I like chocolate chip stars but it would not have been something I would have chosen for a nano. They eat small invert's and soft corals if they get hungry.


----------



## Will (Jul 24, 2008)

wildexpressions said:


> I like chocolate chip stars but it would not have been something I would have chosen for a nano. They eat small invert's and soft corals if they get hungry.


The chocolate starfish is food for the harlequin.

Hoyuen, delicate but amazing creatures. I've spent a lot of time watching them in others tanks, and I have a couple magazine articles which document their behavior in detail. If you're ever around the area I'd give you one. It's like a TFH mag from the 80's.

Harlequins are usually shown hunting large starfish in pairs, not alone. Can you imagine how hard it would be to flip over a five armed prey, alone?! every time you pull one or two legs off, they stick back on something before you can get the next one up. It simply would be near impossible for one shrimp alone to flip the starfish on its back.

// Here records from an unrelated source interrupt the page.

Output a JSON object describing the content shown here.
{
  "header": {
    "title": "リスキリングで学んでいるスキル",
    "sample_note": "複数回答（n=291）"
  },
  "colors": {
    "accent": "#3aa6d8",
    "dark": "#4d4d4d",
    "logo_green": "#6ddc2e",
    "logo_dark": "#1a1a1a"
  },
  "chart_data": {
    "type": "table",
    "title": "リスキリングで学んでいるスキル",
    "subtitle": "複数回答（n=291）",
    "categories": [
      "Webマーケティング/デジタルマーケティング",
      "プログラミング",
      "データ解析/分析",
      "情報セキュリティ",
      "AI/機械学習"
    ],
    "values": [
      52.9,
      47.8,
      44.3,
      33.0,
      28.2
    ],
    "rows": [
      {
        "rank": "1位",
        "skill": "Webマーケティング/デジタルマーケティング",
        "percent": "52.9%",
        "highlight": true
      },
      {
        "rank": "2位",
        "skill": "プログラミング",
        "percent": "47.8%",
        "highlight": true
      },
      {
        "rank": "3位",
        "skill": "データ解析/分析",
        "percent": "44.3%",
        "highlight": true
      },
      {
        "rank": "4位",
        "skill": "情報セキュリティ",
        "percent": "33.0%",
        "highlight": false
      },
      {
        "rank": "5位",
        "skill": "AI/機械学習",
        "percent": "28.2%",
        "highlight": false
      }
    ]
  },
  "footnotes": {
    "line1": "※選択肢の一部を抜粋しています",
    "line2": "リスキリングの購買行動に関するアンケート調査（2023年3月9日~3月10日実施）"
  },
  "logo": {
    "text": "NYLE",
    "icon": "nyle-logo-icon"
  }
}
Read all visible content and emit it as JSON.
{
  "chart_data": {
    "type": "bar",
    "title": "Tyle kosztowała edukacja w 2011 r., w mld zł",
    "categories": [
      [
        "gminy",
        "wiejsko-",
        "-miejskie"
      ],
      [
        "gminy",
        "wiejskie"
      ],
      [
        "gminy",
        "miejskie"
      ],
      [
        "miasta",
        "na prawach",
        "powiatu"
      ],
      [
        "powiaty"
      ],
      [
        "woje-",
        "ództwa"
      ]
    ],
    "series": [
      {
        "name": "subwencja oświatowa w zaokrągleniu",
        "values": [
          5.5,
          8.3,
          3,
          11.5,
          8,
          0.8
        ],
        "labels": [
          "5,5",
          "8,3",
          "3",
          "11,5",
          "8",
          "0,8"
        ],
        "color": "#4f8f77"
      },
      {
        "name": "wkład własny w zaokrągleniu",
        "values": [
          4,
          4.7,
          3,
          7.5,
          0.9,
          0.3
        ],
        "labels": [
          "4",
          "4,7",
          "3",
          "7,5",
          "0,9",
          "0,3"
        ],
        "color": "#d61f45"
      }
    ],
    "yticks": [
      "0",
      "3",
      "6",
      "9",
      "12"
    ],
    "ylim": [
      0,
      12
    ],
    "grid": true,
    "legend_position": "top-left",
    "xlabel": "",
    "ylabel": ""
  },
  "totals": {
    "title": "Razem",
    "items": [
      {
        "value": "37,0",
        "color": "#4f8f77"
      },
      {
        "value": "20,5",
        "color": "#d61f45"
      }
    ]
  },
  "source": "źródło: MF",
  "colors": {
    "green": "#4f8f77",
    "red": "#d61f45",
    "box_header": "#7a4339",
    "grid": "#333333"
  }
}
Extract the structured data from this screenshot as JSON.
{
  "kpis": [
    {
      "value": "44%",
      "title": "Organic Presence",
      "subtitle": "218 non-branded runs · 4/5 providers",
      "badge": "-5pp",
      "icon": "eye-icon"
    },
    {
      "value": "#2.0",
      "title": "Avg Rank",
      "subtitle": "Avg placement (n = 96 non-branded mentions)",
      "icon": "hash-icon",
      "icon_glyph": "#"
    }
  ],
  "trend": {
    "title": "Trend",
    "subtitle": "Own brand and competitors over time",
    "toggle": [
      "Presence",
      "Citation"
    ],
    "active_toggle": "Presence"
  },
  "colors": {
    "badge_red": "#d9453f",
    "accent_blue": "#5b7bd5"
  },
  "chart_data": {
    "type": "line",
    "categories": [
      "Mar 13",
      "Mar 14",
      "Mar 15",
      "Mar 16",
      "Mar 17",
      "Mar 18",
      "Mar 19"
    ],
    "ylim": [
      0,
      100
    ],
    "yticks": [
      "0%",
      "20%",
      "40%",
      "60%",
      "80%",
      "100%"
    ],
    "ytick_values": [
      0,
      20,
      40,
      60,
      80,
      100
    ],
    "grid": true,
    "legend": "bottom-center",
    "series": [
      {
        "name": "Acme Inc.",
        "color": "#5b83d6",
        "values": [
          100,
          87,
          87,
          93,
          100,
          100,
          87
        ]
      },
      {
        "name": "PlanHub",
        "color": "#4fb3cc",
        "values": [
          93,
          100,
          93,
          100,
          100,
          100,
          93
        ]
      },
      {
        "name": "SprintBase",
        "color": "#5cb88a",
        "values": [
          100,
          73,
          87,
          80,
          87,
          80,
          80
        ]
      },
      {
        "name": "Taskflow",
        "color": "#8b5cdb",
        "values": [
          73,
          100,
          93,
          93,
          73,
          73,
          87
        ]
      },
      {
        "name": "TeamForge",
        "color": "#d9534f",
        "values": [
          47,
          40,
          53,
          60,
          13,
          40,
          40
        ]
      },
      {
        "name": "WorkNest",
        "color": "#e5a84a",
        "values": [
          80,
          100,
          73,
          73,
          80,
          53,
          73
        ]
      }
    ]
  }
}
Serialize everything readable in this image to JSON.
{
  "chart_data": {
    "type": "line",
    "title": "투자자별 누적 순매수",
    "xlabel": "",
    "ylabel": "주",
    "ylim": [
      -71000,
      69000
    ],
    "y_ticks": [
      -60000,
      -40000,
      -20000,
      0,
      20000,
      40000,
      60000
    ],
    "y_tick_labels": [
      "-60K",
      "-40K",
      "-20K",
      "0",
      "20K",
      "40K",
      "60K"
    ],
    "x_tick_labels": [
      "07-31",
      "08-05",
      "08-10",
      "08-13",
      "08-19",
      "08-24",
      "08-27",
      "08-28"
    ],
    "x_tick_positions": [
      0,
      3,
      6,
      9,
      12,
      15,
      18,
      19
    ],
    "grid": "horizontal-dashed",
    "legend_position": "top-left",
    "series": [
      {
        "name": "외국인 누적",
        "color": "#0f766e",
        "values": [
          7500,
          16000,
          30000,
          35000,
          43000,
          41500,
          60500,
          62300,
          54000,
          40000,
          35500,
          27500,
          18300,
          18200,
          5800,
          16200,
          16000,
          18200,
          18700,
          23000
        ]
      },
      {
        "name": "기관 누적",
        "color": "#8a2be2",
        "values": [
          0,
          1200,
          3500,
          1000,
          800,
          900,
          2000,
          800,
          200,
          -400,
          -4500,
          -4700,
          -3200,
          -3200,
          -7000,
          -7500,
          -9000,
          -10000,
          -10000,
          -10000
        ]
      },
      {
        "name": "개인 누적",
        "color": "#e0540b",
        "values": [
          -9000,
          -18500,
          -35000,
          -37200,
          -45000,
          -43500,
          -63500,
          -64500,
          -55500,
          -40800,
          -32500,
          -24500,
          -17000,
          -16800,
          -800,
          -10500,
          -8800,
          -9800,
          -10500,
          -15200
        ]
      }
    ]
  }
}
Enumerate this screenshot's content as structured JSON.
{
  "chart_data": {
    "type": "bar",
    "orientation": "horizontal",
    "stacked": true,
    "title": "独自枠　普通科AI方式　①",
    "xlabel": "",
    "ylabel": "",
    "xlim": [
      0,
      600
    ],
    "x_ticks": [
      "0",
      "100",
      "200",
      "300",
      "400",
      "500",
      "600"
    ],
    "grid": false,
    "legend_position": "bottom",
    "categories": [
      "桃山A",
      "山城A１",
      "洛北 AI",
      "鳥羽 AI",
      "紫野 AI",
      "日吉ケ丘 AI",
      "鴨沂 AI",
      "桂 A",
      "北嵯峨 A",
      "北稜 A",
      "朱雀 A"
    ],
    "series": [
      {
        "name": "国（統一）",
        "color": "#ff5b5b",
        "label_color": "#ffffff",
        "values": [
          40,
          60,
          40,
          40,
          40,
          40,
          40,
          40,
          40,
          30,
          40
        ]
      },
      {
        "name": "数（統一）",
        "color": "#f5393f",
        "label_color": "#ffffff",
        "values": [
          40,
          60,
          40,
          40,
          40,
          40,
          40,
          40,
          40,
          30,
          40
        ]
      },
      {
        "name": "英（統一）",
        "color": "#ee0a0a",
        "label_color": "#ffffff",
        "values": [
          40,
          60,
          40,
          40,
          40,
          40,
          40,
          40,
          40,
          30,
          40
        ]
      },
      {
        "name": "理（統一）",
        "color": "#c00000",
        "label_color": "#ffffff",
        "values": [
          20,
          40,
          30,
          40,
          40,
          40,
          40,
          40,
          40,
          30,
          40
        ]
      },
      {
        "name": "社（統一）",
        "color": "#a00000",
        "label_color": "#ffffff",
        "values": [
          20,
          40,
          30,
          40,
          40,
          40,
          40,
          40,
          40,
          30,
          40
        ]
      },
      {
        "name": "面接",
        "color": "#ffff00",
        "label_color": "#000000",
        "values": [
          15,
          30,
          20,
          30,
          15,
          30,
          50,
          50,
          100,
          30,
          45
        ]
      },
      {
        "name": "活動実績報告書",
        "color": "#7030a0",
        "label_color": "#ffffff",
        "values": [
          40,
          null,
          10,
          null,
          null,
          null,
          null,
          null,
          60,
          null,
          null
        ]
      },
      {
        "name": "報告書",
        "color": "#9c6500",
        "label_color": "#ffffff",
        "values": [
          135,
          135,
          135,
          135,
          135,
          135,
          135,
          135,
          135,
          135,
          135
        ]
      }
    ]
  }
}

You can cut up the starfish, but you'll need to research that in detail.


----------



## Cintax (Jun 16, 2011)

I read an article about a guy who is trying to breed Harlequins. He has several feeder star fish once a week, he simply cuts an arm off to feed the shrimp. I guess he has enough that he seldom ends up killing a starfish before it's limb grows back. It's sort of cruel but not much more so than raising feeder fish.

Good resource here.

http://www.chucksaddiction.com/harlequinshrimp.html

Will is correct, they are happier as a pair. You're feeder starfish is quite a bit larger than the shrimp which also might be a reason for his inability to stop and kill the starfish.


----------



## Will (Jul 24, 2008)

Cintax said:


> I guess he has enough that he seldom ends up killing a starfish before it's limb grows back. It's sort of cruel but not much more so than raising feeder fish.


In one sense it's akin to fragging live corals. You damage/kill it to benefit something. Especially similar to fragging corals to feed filefish or coral eaters.


----------



## wildexpressions (May 3, 2010)

Will Hayward said:


> The chocolate starfish is food for the harlequin.


Doh! ...lol. I completely missed the obvious there didn't I?


----------



## Hoyuen (Jun 23, 2011)

Thanks everyone for the comments!

Will, after reading about the "pair", I took the suggestion to heart, went out today and bought another one (my GF also wanted one). They seem to like each other very much. never few inch apart from each other since I put the other one in. They are now standing on top of the starfish (whom I flipped over because my shrimps are infants)

Anyone had experience with freezing the starfish and cutting it into bits for feeding? Evenually I would want to put corals into the tank and these chocolate are not reef safe. Also if one dies prematurely i will have to go buy another one to replace so that I doesn't foul the water. Freezing it and feeding it on occasion does seem like the most logical choice.

I don't mind the $5 every 2 weeks because it's pet food! Very entertaining pet food!


----------



## Will (Jul 24, 2008)

An article I mentioned said they won't eat or take interest in anything that isn't live.

Formosa stars are probably a better option, though a much smaller meal.


----------



## Chris S (Dec 19, 2007)

Just to add: I believe the shrimps actually paralyze the starfish prior to eating it, which should make flipping it much easier.


----------



## Hoyuen (Jun 23, 2011)

if i keep my starfish in a seperate bucket. and only cut off one leg at a time in order to feed it. Would the leg still be considered "alive"? (if the shrimp only eats live starfish)


----------



## Will (Jul 24, 2008)

You should look into starfish propagation. Just need sharp clean blades and some liquids to encourage healing. If you cut part of the 'brain' with the leg, it should survive.


----------